At its annual general meeting last week, Reliance Industries Chairman Mukesh Ambani announced Jio AirFiber, which will be a fixed wireless access (FWA) offering in India.
AirFiber can be connected to Reliance Jio’s 5G network via a device that will acts as a Wi-Fi hotspot for use in the home or office, providing fiber-like speeds.
Reliance Jio is aiming to ultimately connect 100 million locations with its FWA — which would be transformational in a country that historically has not had a strong fixed broadband offering with high-speed internet connectivity for homes and businesses.
New Street Research analyst Chris Hoare wrote that it is rare for a single company to be able to change the direction of an industry globally, but the 100-million-subscriber target for 5G FWA is a game changer.
“For context, we believe there are currently around 2-3 million [5G] FWA subscribers globally. Jio’s announcement on its own therefore turbocharges the entire FWA industry globally we think,” wrote Hoare.
The U.S. operators T-Mobile and Verizon have been leading the charge on FWA. T-Mobile has about 1.5 million customers already, and it just launched a little over a year ago. The carrier expects to serve 7-8 million FWA customers by 2025.
Similarly, Verizon’s Home Internet service is new, and Verizon expects to win 4-5 million fixed wireless access subscribers by the end of 2025.
The American carriers are able to offer this service using fallow capacity on their 5G networks. But they’re being careful to not diminish the quality of experience of their lucrative mobile subscribers in densely-populated areas.
Kaley Gagnon, VP of marketing at T-Mobile recently told Fierce, “We only offer our unlimited home internet service where we know there’s enough capacity to deliver a great home broadband experience.”
Jio’s FWA sounds very different
In a short LinkedIn conversation with Fierce Wireless, Jio Senior Vice President Aayush Bhatnagar made it sound as if Jio’s technology for FWA is very different than that being used by Verizon and T-Mobile.
Bhatnagar said, “FWA actually has higher gain and improves the cell throughput and performance.” He said there are “no issues of capacity in HetNets.”
He said for Jio’s network the FWA device will be installed on the windows of homes and businesses. “FWA is an outdoor device, so it leads to better uplink gain, due to 4 receive chains, leading to better cell throughput as less PRBs [physical resource blocks] are used.”

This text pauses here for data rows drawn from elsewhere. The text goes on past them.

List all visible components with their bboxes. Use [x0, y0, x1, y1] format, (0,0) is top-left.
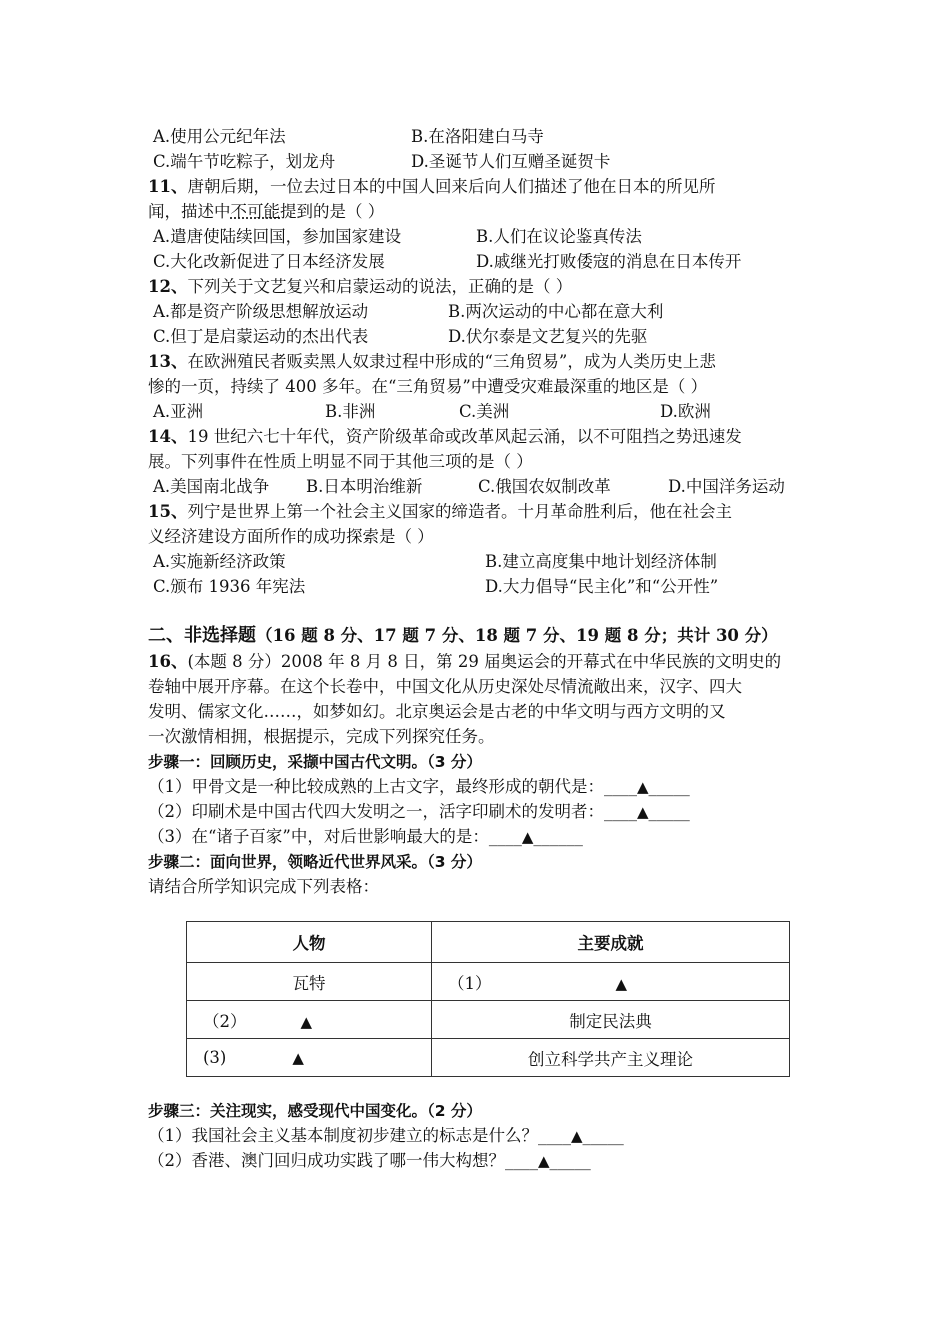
q14-text-1: 19 世纪六七十年代，资产阶级革命或改革风起云涌，以不可阻挡之势迅速发: [187, 427, 742, 446]
step3-q1: [148, 1125, 624, 1149]
q16-intro-line1: [148, 651, 781, 675]
q10-option-d: D.圣诞节人们互赠圣诞贺卡: [411, 152, 611, 171]
table-cell-person[interactable]: [187, 1039, 432, 1077]
step1-q2-text: （2）印刷术是中国古代四大发明之一，活字印刷术的发明者：: [148, 802, 604, 821]
step1-q3-text: （3）在“诸子百家”中，对后世影响最大的是：: [148, 827, 489, 846]
step3-q2: [148, 1150, 591, 1174]
q15-option-c: C.颁布 1936 年宪法: [153, 577, 306, 596]
q14-option-a: A.美国南北战争: [153, 477, 270, 496]
q13-stem-line1: [148, 351, 716, 375]
q13-text-1: 在欧洲殖民者贩卖黑人奴隶过程中形成的“三角贸易”，成为人类历史上悲: [187, 352, 716, 371]
answer-blank[interactable]: ____▲_____: [538, 1126, 624, 1145]
table-header-achievement: 主要成就: [432, 922, 790, 963]
q11-text-d: 提到的是（ ）: [280, 202, 385, 221]
q12-option-b: B.两次运动的中心都在意大利: [448, 302, 664, 321]
table-cell-person[interactable]: [187, 1001, 432, 1039]
table-row: [187, 1001, 790, 1039]
answer-blank[interactable]: ____▲_____: [505, 1151, 591, 1170]
step1-q2: [148, 801, 690, 825]
q16-intro-line4: 一次激情相拥，根据提示，完成下列探究任务。: [148, 727, 495, 746]
q12-number: 12、: [148, 277, 188, 296]
q14-stem-line2: 展。下列事件在性质上明显不同于其他三项的是（ ）: [148, 452, 533, 471]
step3-title: 步骤三：关注现实，感受现代中国变化。（2 分）: [148, 1102, 482, 1120]
answer-triangle-icon: ▲: [300, 1012, 313, 1031]
answer-triangle-icon: ▲: [637, 803, 649, 821]
q16-intro-line2: 卷轴中展开序幕。在这个长卷中，中国文化从历史深处尽情流敞出来，汉字、四大: [148, 677, 742, 696]
q13-option-b: B.非洲: [325, 402, 376, 421]
q10-option-b: B.在洛阳建白马寺: [411, 127, 544, 146]
q16-intro-line3: 发明、儒家文化……，如梦如幻。北京奥运会是古老的中华文明与西方文明的又: [148, 702, 726, 721]
table-cell-person: 瓦特: [187, 963, 432, 1001]
q11-option-d: D.戚继光打败倭寇的消息在日本传开: [476, 252, 742, 271]
step2-instruction: 请结合所学知识完成下列表格：: [148, 877, 379, 896]
answer-triangle-icon: ▲: [571, 1127, 583, 1145]
q15-option-a: A.实施新经济政策: [153, 552, 286, 571]
q11-option-c: C.大化改新促进了日本经济发展: [153, 252, 385, 271]
step1-q3: [148, 826, 583, 850]
q11-number: 11、: [148, 177, 188, 196]
table-row: [187, 963, 790, 1001]
cell-label: （1）: [448, 973, 492, 993]
q11-option-a: A.遣唐使陆续回国，参加国家建设: [153, 227, 402, 246]
answer-blank[interactable]: ____▲_____: [604, 802, 690, 821]
q14-option-c: C.俄国农奴制改革: [478, 477, 611, 496]
q13-option-a: A.亚洲: [153, 402, 204, 421]
q15-option-d: D.大力倡导“民主化”和“公开性”: [485, 577, 719, 596]
q12-option-a: A.都是资产阶级思想解放运动: [153, 302, 369, 321]
q14-option-b: B.日本明治维新: [306, 477, 423, 496]
q12-stem: [148, 276, 572, 300]
q15-stem-line1: [148, 501, 732, 525]
q13-option-d: D.欧洲: [660, 402, 711, 421]
table-cell-achievement: 创立科学共产主义理论: [432, 1039, 790, 1077]
q12-text: 下列关于文艺复兴和启蒙运动的说法，正确的是（ ）: [187, 277, 573, 296]
q11-option-b: B.人们在议论鉴真传法: [476, 227, 642, 246]
table-header-person: 人物: [187, 922, 432, 963]
q13-option-c: C.美洲: [459, 402, 510, 421]
answer-blank[interactable]: ____▲_____: [604, 777, 690, 796]
step1-q1-text: （1）甲骨文是一种比较成熟的上古文字，最终形成的朝代是：: [148, 777, 604, 796]
q10-option-a: A.使用公元纪年法: [153, 127, 286, 146]
table-cell-achievement: 制定民法典: [432, 1001, 790, 1039]
q11-text-b: 一位去过日本的中国人回来后向人们描述了他在日本的所见所: [269, 177, 716, 196]
q12-option-c: C.但丁是启蒙运动的杰出代表: [153, 327, 369, 346]
answer-triangle-icon: ▲: [637, 778, 649, 796]
q11-stem-line1: [148, 176, 715, 200]
cell-label: （2）: [203, 1011, 247, 1031]
q11-emphasis: 不可能: [230, 202, 280, 221]
q14-stem-line1: [148, 426, 742, 450]
q16-number: 16、: [148, 652, 188, 671]
answer-triangle-icon: ▲: [521, 828, 534, 846]
q15-number: 15、: [148, 502, 188, 521]
q15-text-1: 列宁是世界上第一个社会主义国家的缔造者。十月革命胜利后，他在社会主: [187, 502, 732, 521]
answer-blank[interactable]: ____▲______: [488, 827, 583, 846]
q16-intro-text-1: (本题 8 分）2008 年 8 月 8 日，第 29 届奥运会的开幕式在中华民族的文明史的: [187, 652, 782, 671]
step3-q2-text: （2）香港、澳门回归成功实践了哪一伟大构想？: [148, 1151, 505, 1170]
q14-number: 14、: [148, 427, 188, 446]
achievements-table: [186, 921, 790, 1077]
q10-option-c: C.端午节吃粽子，划龙舟: [153, 152, 336, 171]
table-cell-achievement[interactable]: [432, 963, 790, 1001]
table-row: [187, 1039, 790, 1077]
cell-label: (3): [203, 1048, 227, 1067]
q11-text-c: 闻，描述中: [148, 202, 231, 221]
section2-scoring: （16 题 8 分、17 题 7 分、18 题 7 分、19 题 8 分；共计 30 分）: [256, 626, 778, 645]
q15-stem-line2: 义经济建设方面所作的成功探索是（ ）: [148, 527, 434, 546]
answer-triangle-icon: ▲: [292, 1049, 304, 1067]
answer-triangle-icon: ▲: [615, 974, 628, 993]
q14-option-d: D.中国洋务运动: [668, 477, 785, 496]
q13-number: 13、: [148, 352, 188, 371]
section2-title: 二、非选择题: [148, 625, 256, 646]
q12-option-d: D.伏尔泰是文艺复兴的先驱: [448, 327, 648, 346]
step2-title: 步骤二：面向世界，领略近代世界风采。（3 分）: [148, 853, 482, 871]
step1-q1: [148, 776, 690, 800]
answer-triangle-icon: ▲: [538, 1152, 550, 1170]
table-header-row: [187, 922, 790, 963]
q13-stem-line2: 惨的一页，持续了 400 多年。在“三角贸易”中遭受灾难最深重的地区是（ ）: [148, 377, 708, 396]
step1-title: 步骤一：回顾历史，采撷中国古代文明。（3 分）: [148, 753, 482, 771]
q11-stem-line2: [148, 201, 384, 225]
q15-option-b: B.建立高度集中地计划经济体制: [485, 552, 717, 571]
q11-text-a: 唐朝后期，: [187, 177, 270, 196]
step3-q1-text: （1）我国社会主义基本制度初步建立的标志是什么？: [148, 1126, 538, 1145]
section2-header: [148, 625, 778, 649]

His reference to HetNets makes it sound as if Jio’s AirFiber will act similar to a distributed wireless network that actually supplements the macro network, easing its capacity constraints. It sounds similar to what FreedomFi is doing with its CBRS-offload network. But Bhatnagar did not confirm that speculation.
New Street’s Hoare said Jio has not said how much its AirFiber “wireless access point” device will cost. But cost of customer premise equipment (CPE) for FWA has been a factor that’s limited the deployment of FWA in emerging markets.
“Broadband penetration is 2-20% in most emerging countries, and growing steadily, as fiber takes time to deploy, while FWA is prohibitively expensive in EM, largely because of the cost of the CPE, currently around $200/unit, and therefore out of reach for most EM consumers,” wrote Hoare.
He said Jio’s entrance into FWA and the innovation and massive volumes it's aiming for will impact other emerging markets that want to offer the service.